I get more excited by coffee things now. This morning, on the train up to London, I got inappropriately excited at a tweet I saw from @StoreStEspresso saying that they were stocking Coffee Collective coffee. Regular readers will know that I am half-Danish, and studying Scandinavian Studies, so the prospect of trying coffee from the most prominent roaster to come out of Copenhagen was enough to get my taste buds oscillating.
I’ve already written a post about Store Street Espresso, my most visited coffee shop in London.
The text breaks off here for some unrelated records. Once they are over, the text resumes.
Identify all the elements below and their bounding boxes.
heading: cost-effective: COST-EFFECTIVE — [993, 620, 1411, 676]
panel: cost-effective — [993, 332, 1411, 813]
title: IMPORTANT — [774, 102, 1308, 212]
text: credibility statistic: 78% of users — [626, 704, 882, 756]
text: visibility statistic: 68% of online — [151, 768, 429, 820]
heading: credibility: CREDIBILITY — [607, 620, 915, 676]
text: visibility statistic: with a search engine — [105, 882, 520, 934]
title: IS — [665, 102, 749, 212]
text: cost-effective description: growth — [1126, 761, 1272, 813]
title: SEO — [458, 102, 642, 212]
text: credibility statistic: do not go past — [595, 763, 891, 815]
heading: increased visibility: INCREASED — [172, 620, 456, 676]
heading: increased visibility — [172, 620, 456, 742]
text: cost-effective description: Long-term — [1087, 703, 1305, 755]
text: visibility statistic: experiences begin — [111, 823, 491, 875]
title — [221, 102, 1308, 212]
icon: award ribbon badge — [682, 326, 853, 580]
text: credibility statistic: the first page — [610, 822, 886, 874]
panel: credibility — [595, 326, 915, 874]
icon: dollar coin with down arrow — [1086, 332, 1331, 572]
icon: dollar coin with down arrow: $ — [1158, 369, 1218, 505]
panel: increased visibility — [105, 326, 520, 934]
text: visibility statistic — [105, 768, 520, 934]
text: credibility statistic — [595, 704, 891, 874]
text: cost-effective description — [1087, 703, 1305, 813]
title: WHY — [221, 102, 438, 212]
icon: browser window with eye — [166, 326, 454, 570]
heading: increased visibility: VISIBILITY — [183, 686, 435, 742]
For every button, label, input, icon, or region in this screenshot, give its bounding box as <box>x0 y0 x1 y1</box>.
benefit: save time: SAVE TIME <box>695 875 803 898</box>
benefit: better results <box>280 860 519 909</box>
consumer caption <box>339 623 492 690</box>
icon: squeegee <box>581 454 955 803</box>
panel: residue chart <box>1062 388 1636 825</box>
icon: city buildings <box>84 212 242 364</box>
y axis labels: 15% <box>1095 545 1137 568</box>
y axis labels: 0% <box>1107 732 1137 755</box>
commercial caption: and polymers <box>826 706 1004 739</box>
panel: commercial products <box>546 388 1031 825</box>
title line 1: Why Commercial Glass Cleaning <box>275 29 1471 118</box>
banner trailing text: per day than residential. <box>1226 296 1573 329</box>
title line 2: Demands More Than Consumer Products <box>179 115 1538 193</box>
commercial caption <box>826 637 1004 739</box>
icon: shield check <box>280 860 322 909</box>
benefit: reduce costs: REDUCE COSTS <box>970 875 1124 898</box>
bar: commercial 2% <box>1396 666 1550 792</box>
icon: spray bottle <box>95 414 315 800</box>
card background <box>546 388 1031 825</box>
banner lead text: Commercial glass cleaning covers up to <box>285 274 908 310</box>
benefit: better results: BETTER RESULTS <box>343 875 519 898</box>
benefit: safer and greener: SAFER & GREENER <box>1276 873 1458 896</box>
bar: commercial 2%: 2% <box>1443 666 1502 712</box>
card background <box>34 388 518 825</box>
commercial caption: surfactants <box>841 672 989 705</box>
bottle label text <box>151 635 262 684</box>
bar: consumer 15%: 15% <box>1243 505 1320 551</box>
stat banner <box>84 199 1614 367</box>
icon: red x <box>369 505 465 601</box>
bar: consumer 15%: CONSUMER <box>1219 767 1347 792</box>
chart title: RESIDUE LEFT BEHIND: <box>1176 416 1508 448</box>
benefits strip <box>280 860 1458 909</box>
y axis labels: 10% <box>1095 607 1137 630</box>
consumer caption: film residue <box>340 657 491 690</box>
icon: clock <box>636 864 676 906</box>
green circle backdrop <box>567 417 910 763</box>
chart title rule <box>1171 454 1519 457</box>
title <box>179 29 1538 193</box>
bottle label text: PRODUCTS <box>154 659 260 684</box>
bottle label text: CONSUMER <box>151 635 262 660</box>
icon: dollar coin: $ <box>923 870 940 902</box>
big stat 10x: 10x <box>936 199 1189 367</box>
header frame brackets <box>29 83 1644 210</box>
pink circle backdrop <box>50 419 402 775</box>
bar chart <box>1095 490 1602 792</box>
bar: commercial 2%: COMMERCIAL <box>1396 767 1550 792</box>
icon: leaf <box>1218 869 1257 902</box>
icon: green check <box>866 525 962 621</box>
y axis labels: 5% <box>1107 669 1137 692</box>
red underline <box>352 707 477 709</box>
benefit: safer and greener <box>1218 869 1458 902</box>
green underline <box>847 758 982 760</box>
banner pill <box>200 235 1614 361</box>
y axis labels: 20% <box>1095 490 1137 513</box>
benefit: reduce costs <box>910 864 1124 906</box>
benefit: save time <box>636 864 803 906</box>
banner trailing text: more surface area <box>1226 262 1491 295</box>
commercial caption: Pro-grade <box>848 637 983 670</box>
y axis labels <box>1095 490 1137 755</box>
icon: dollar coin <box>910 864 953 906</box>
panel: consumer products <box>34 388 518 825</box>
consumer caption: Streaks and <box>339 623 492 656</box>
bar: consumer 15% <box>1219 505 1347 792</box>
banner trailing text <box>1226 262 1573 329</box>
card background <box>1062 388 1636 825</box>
But this is about Coffee Collective, especially as their bags are a rare sight in the UK. The coffee is directly traded, and they adhere to all the hallmarks of a great roaster: single origin filter, small batch roasting etc. But the proof is in the pudding as they say, and my appreciation of them so far has only been theoretical.
First of all, a nod to the Store Street baristas. The consistency in their coffee is excellent, even at busy times. The Coffee Collective guest pourover they have is Columbia El Dissarollo. Light and complex, the coffee’s flavours are subtle and requires searching from the tongue. Straight away is a light sherbet flavour, this was then followed by a drier and less obvious Earl Grey note. The finish is clean and gives the drinker time to identify all the flavours in the complex body of the coffee.
It’s impossible to judge a roaster on just one cup of coffee, but if I were to judge based on this cup, the marks would be high. This coffee was bold in its quietness, which showed a trust in the drinker to be able to appreciate the deeper aspects of the coffee. The El Dissarollo impressed me, and if the Coffee Collective achieve this quality of coffee consistently, then they could well stand up with the best of London coffee. Coffee Collective is at Store Street for a limited time, so catch it before it’s gone.